R Rest: Place yourself in a comfortable position. Keep the injured area supported. Avoid using the injured area for at least 48 to 72 hours as continued activity will increase bleeding and damage.
I Ice: Apply ice to the injured area for 20 minutes, every two hours for the first 48 to 72 hours after injury. Ice reduces swelling, pain and bleeding. Ice can be used in the following ways: • crushed or cubed ice in a wet towel or plastic bag. • frozen pea packet in a wet towel. • cold pack wrapped in a wet towel. Icy or cold water is better than nothing. Caution: Do not apply ice directly to the skin.
C Compression: Apply a firm, wide elastic bandage over the injured area, as well as above and below. Where possible, hold the ice in place with the bandage. Between ice treatments, maintain bandage compression.
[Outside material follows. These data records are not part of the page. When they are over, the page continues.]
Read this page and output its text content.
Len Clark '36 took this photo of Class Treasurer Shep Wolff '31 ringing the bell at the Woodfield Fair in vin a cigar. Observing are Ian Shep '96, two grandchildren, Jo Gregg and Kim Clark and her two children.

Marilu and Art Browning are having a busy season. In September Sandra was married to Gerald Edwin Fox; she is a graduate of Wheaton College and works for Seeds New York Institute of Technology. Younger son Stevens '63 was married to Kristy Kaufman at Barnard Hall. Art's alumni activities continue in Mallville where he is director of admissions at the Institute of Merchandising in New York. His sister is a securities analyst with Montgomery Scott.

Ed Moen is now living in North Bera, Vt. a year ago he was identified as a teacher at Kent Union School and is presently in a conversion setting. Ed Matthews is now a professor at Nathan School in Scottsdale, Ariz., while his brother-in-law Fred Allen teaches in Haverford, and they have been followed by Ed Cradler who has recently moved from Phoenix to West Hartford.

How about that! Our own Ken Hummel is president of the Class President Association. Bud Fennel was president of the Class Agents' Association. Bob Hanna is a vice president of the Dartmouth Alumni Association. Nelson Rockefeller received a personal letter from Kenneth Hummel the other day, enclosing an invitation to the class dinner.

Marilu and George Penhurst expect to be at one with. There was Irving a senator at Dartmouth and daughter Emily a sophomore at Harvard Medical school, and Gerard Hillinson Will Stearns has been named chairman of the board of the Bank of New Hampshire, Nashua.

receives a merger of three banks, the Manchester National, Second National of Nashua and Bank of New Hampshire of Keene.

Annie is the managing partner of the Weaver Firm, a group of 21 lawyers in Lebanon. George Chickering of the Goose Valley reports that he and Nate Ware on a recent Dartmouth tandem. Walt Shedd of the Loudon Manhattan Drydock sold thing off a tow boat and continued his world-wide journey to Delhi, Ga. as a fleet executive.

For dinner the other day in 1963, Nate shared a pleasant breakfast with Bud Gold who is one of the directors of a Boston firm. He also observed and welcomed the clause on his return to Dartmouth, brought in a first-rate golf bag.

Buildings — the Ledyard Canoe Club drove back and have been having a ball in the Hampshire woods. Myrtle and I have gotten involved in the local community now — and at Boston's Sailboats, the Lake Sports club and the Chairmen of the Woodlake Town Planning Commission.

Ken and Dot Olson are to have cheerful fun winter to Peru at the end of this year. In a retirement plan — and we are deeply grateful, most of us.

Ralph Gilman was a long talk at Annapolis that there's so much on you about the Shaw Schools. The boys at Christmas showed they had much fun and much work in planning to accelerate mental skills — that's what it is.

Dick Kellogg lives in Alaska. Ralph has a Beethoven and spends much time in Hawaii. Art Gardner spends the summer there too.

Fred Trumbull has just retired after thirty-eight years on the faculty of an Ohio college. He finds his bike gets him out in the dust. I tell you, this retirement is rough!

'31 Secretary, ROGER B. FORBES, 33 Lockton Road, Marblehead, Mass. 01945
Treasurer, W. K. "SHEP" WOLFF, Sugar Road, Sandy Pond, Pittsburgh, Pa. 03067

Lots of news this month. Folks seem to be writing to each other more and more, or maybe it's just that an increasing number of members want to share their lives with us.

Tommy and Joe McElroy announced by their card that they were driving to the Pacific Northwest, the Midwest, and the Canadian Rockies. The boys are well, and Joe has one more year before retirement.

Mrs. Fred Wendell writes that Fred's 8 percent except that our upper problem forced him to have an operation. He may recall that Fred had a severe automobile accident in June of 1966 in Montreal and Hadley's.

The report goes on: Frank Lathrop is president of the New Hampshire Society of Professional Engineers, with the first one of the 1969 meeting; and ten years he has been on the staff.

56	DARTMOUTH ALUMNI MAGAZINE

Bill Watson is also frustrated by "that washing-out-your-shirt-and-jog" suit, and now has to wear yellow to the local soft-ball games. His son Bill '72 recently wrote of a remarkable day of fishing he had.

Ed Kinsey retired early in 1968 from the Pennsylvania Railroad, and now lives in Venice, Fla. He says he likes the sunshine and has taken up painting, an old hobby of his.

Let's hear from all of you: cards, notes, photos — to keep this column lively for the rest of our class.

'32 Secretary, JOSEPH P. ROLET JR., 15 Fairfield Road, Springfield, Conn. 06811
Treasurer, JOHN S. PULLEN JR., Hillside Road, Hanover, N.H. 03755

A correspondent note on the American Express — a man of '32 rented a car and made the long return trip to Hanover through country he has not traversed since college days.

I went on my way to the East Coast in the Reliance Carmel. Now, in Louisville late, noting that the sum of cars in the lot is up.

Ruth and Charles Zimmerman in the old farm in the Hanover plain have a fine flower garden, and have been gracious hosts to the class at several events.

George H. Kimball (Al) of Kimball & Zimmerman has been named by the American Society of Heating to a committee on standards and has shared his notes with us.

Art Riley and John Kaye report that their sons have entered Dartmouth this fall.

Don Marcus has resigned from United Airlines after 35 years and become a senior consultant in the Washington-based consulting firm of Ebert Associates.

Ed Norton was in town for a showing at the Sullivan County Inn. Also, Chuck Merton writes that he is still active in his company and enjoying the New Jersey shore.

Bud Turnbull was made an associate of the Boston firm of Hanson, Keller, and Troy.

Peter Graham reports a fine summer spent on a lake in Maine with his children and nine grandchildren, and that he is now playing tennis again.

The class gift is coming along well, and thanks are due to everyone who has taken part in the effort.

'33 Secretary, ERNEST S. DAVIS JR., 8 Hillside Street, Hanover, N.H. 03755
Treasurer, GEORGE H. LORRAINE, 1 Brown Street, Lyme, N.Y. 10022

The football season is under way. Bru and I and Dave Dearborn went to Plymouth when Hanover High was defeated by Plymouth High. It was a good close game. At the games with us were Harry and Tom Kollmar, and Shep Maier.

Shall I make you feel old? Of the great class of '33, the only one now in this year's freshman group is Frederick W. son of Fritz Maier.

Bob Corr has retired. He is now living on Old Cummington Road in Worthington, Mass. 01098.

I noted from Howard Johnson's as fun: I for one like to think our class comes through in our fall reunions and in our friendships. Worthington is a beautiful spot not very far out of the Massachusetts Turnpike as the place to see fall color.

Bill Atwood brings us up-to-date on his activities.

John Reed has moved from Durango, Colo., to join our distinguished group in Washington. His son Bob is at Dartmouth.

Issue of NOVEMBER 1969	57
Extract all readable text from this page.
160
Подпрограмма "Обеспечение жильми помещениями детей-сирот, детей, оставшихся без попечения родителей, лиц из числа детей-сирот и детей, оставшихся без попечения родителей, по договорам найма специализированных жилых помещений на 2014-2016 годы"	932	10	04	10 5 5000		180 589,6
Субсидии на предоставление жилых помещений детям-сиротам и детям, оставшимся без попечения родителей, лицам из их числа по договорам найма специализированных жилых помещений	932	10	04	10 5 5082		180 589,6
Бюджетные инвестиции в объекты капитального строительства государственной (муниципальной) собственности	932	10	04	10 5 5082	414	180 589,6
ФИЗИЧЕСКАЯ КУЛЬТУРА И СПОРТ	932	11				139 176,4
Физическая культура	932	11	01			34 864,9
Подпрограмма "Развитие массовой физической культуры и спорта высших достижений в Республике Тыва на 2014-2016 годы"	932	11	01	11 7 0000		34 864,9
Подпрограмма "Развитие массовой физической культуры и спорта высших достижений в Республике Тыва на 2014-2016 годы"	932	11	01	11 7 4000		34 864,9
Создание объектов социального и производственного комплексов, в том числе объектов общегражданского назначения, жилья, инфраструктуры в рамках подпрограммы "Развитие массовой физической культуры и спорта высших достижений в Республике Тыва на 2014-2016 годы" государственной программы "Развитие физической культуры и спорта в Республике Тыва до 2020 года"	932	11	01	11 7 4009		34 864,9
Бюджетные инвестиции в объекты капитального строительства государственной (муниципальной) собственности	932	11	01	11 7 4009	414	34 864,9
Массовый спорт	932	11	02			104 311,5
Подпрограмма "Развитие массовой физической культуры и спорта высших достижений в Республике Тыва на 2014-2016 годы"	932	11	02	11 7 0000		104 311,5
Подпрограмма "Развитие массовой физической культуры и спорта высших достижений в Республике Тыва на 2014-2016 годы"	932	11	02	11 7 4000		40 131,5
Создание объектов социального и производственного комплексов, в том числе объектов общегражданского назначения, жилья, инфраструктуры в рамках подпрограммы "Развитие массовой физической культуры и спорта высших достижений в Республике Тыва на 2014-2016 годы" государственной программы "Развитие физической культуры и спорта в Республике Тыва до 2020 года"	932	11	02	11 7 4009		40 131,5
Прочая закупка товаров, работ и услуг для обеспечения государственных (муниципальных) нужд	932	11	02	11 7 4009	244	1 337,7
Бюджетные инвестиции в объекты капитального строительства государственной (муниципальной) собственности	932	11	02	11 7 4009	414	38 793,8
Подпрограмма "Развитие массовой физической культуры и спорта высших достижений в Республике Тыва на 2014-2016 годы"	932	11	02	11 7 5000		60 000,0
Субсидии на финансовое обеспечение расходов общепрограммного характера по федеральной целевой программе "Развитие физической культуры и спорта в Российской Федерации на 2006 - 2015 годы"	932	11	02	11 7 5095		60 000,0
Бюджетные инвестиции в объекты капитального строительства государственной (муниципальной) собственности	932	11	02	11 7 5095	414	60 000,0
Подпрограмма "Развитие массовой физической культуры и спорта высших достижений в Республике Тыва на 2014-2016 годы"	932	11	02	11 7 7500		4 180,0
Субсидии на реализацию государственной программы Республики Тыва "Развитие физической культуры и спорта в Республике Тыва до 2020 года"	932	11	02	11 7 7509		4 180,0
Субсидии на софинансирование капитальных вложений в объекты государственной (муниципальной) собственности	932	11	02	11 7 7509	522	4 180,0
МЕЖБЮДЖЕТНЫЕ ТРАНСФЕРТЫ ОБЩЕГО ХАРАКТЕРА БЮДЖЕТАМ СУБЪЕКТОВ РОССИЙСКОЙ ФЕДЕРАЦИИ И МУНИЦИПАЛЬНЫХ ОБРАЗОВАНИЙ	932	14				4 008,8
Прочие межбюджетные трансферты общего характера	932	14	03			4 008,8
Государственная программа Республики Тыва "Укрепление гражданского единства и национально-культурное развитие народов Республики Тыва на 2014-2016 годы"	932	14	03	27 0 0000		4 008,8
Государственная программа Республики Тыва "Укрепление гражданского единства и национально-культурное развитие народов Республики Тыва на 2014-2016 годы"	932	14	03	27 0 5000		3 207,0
Applying a bandage will reduce bleeding and swelling, as well as also provide support for the injured area. Caution: Ensure the bandage is not too tight. Some signs of the bandage being too tight may include numbness, tingling or skin becoming pale or blue. If these symptoms develop, remove the bandage and reapply again, firmly but not as tightly.
E Elevation: Raise the injured area above the level of the heart at all times. A pillow can be used to provide support and comfort. Elevating the injured area reduces bleeding, swelling and pain.
R Referral: As soon as possible after the injury, book to see a qualified healthcare professional such as a doctor or physiotherapist. This will determine the extent of your injury and provide advice on treatment and rehabilitation as required.